European natural gas continues to move higher for another day as energy supply shortages continue to plague the region, amid signs that the fuel is becoming too expensive for industrial use and power generation, Bloomberg reports.
Prices are about ten times higher than usual for the time of year as costs rise for households and businesses facing the worst inflation in decades and the risk of a recession. Europe has already lost about half of its zinc and aluminum smelting capacity in the past year due to high energy costs, and a further percentage of that capacity is set to be shut down.
Europe has been plunged into an energy crisis exacerbated by tight supplies from Russia, as well as increased demand amid the recovery from the pandemic and a particularly hot and dry summer that has increased the need for cooling. Countries are making plans to conserve natural gas ahead of winter by putting as much natural gas into storage as possible, but are still bracing for the risk of rationing.

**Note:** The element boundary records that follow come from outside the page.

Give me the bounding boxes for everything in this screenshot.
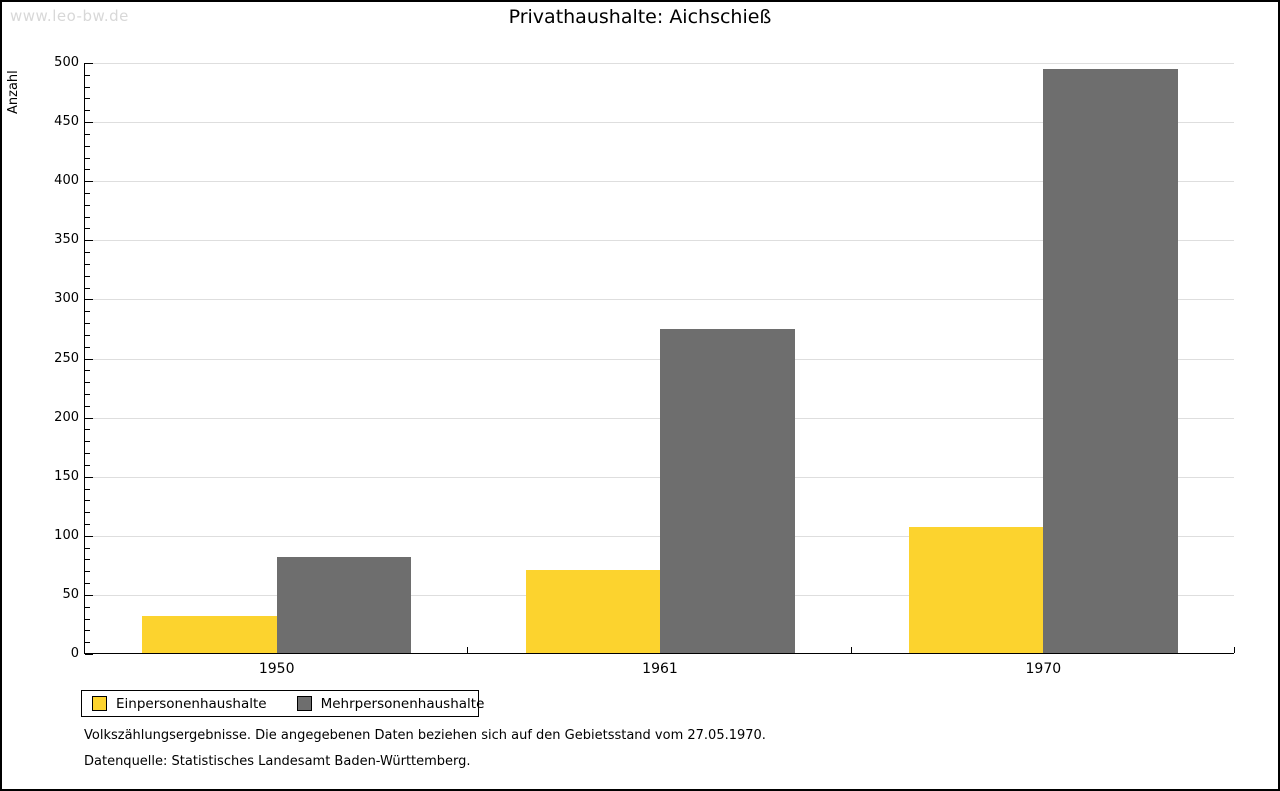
y-major-tick — [85, 299, 93, 301]
gridline — [85, 358, 1234, 360]
watermark: www.leo-bw.de — [10, 7, 129, 25]
y-major-tick — [85, 240, 93, 242]
gridline — [85, 181, 1234, 183]
y-tick-label: 450 — [54, 114, 79, 130]
y-minor-tick — [85, 405, 90, 407]
y-minor-tick — [85, 169, 90, 171]
y-minor-tick — [85, 157, 90, 159]
y-minor-tick — [85, 98, 90, 100]
y-minor-tick — [85, 441, 90, 443]
y-minor-tick — [85, 382, 90, 384]
footnote-source-note: Volkszählungsergebnisse. Die angegebenen… — [84, 728, 766, 743]
gridline — [85, 122, 1234, 124]
bar — [142, 616, 277, 653]
y-minor-tick — [85, 630, 90, 632]
plot-area: 0 50 100 150 200 250 300 350 400 450 500 1950 1961 19… — [54, 56, 1235, 677]
y-minor-tick — [85, 346, 90, 348]
y-minor-tick — [85, 512, 90, 514]
gridline — [85, 63, 1234, 64]
y-minor-tick — [85, 606, 90, 608]
x-category-label: 1961 — [642, 661, 678, 677]
gridline — [85, 476, 1234, 478]
legend-label: Einpersonenhaushalte — [116, 695, 267, 712]
y-minor-tick — [85, 311, 90, 313]
legend-item: Mehrpersonenhaushalte — [296, 695, 485, 712]
y-major-tick — [85, 417, 93, 419]
y-tick-label: 50 — [62, 586, 79, 602]
legend-label: Mehrpersonenhaushalte — [320, 695, 485, 712]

While “it is not certain that there will be a nationwide gas shortage,” Germany expects that “there could definitely be a gas shortage at the regional level,” said Klaus Mueller, president of the Federal Networks Organization BNetzA.
“The restrictions will likely be temporary at first and could expire again or appear several times,” the head of the regulator said. “In this case, we need to ensure that gas is transported safely across the country.”
Europe will likely draw aggressively on its reserves if limited flows from Russia continue through the winter, and this would mean low stocks at the end of the heating season and a new round of replenishment of storage facilities in the summer.
“It’s important for everyone to understand: It’s not just one winter, it’s at least two,” Mueller said. “And next winter may be even more difficult.”
In this climate, the Dutch contract – the European benchmark – rose 3.15 to 232.80 euros per megawatt hour.